Japan BUREAUCRATS AND THE POLICY-MAKING PROCESS
The Japanese had been exposed to bureaucratic
institutions at
least by the early seventh century A.D., when the imperial
court
adopted the laws and government structure of Tang China
(see Nara and Heian Periods, A.D. 710-1185
, ch. 1). However, the
distinctive
Chinese institution of civil service examinations never
took root,
and the imported system was never successfully imposed on
the
country at large. But by the middle of the Tokugawa period
(1600-
1867), the samurai class functions had evolved from
warrior to
clerical and administrative functions.

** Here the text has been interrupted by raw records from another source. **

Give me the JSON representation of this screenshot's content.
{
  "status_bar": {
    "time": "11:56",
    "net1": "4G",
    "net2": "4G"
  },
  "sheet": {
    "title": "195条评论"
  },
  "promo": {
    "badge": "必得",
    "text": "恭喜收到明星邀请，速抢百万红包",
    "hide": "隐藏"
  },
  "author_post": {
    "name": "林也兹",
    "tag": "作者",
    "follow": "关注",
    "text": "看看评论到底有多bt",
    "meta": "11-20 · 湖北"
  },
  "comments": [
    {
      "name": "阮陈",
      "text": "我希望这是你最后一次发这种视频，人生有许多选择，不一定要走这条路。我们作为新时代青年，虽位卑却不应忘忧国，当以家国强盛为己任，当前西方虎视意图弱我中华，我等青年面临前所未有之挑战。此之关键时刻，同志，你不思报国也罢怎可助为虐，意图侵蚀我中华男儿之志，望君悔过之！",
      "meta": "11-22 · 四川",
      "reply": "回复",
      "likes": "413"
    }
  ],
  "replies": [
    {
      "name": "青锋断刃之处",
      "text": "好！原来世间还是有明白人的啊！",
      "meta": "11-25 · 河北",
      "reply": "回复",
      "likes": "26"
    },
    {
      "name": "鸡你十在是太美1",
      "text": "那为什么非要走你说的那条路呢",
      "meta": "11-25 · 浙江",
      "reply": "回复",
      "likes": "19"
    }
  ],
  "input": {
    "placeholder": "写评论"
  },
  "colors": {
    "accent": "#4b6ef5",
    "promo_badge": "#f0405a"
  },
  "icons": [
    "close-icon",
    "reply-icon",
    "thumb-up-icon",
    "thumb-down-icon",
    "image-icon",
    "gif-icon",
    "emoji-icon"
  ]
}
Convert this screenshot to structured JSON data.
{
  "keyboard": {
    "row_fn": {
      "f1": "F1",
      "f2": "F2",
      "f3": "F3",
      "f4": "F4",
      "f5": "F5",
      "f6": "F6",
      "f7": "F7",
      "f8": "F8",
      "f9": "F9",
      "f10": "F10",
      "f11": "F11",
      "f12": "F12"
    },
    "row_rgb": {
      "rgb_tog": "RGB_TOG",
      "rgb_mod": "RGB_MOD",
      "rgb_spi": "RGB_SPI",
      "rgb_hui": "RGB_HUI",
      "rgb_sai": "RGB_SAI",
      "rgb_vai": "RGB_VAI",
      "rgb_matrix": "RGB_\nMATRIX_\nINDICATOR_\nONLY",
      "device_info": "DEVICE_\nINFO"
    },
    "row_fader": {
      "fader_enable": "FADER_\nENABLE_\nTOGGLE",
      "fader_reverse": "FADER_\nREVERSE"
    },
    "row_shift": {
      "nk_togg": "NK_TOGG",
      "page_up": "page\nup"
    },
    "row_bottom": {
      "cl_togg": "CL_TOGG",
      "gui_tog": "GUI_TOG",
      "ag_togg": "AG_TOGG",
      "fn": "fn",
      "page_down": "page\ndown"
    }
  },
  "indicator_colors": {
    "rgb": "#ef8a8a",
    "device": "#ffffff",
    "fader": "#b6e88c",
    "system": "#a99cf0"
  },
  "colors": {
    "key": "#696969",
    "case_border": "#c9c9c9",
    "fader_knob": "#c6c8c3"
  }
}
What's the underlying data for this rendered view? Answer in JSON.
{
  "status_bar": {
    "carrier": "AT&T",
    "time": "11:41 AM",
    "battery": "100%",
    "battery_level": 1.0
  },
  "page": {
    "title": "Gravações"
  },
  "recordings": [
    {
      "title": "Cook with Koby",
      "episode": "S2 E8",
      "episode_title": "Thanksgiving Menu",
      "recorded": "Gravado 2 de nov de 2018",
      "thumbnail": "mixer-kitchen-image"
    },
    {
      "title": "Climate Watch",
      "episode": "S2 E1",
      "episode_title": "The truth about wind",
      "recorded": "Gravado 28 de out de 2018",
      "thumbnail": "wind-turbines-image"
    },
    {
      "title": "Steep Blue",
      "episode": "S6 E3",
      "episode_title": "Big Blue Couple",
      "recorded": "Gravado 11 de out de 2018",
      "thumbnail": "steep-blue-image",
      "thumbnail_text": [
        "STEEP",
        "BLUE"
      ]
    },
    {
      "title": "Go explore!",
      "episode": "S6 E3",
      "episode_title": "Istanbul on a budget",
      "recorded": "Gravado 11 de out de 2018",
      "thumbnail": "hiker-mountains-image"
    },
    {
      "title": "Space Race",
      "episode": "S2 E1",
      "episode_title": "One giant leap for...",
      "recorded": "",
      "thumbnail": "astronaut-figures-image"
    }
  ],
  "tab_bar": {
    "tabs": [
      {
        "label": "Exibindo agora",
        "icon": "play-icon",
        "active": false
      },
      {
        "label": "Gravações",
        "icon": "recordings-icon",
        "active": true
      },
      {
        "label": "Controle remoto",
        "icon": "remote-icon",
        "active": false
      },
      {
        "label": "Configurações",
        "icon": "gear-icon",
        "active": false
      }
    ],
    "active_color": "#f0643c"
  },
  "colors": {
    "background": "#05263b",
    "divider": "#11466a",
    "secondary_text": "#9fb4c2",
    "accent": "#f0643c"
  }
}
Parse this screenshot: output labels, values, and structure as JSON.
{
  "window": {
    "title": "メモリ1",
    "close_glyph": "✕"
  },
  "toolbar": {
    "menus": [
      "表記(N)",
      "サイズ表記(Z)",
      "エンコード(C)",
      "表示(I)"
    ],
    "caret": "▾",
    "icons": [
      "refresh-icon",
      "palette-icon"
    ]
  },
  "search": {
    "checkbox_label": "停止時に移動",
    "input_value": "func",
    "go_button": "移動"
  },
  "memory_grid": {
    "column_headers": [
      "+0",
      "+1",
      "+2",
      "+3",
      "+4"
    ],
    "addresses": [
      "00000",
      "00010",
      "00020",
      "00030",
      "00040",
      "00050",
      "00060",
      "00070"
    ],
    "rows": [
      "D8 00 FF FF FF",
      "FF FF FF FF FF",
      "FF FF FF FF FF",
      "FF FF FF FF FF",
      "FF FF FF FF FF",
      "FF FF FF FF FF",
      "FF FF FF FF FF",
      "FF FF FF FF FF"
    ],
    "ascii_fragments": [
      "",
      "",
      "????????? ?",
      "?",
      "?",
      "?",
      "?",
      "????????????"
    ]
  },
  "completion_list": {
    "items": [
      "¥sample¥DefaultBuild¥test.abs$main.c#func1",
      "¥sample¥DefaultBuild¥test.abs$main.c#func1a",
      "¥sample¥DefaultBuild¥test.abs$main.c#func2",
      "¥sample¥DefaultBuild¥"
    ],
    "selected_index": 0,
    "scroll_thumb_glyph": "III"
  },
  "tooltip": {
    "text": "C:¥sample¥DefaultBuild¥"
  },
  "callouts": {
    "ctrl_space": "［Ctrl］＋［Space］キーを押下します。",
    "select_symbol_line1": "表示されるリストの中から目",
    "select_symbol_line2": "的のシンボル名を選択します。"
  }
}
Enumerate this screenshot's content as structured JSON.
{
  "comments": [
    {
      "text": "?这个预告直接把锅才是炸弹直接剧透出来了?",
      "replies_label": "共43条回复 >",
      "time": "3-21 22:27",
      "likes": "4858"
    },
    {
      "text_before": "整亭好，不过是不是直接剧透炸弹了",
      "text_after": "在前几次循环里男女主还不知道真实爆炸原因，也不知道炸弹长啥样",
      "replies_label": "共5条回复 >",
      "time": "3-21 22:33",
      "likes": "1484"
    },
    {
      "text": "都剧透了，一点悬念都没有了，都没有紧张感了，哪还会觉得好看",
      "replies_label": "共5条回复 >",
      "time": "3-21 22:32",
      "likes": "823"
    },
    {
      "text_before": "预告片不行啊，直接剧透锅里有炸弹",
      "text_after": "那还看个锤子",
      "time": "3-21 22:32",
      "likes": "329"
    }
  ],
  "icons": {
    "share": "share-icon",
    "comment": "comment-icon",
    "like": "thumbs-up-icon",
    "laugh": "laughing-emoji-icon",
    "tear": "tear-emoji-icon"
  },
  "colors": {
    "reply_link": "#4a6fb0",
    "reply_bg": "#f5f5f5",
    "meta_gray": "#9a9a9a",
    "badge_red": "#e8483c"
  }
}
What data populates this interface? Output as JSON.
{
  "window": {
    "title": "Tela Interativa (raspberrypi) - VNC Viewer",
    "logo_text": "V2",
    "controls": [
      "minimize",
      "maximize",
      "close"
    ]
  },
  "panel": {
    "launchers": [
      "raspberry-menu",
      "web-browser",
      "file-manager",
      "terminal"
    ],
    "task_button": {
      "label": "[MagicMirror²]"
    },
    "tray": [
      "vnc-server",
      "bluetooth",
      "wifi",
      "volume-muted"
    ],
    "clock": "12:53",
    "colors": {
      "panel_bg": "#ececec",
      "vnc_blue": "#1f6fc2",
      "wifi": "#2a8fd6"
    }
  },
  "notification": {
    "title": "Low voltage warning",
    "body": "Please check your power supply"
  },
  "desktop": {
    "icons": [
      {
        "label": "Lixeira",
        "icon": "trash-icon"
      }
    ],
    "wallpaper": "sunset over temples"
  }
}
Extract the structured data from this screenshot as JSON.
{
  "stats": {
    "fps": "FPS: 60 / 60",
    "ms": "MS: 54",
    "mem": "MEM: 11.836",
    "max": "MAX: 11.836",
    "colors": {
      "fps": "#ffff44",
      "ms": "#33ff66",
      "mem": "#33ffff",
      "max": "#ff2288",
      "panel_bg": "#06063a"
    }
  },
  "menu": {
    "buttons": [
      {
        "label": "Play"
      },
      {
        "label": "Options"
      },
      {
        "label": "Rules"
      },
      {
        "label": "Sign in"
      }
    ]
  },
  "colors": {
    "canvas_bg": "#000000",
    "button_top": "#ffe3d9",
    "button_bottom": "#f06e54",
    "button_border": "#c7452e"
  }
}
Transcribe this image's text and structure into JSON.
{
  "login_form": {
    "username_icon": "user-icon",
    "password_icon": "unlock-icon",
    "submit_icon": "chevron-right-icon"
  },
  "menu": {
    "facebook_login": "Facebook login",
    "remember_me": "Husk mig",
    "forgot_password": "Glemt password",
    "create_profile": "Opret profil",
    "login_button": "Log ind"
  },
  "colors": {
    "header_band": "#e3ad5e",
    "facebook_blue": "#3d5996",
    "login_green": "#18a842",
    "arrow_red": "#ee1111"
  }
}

Following the Meiji
Restoration (1868), the new elite, which came from the
lower ranks
of the samurai, established a Western-style civil service
(see The Emergence of Modern Japan, 1868-1919
, ch. 1).
Although the United States occupation dismantled both
the
military and
zaibatsu (see Glossary)
establishments, it did
little, outside of abolishing the prewar Home Ministry, to
challenge the power of the bureaucracy. There was
considerable
continuity--in institutions, operating style, and
personnel--
between the civil service before and after the occupation,
partly
because MacArthur's staff ruled indirectly and depended
largely on
the cooperation of civil servants. A process of mutual
co-optation
occurred. Also, United States policy planners never
regarded the
civil service with the same opprobrium as the military or
economic
elites. The civil service's role in Japan's militarism was
generally downplayed. Many of the occupation figures
themselves
were products of President Franklin D. Roosevelt's New
Deal and had
strong faith in the merits of civil service
professionalism.
Finally, the perceived threat of the Soviet Union in the
late 1940s
created a community of interests for the occupiers and for
conservative, social order-conscious administrators.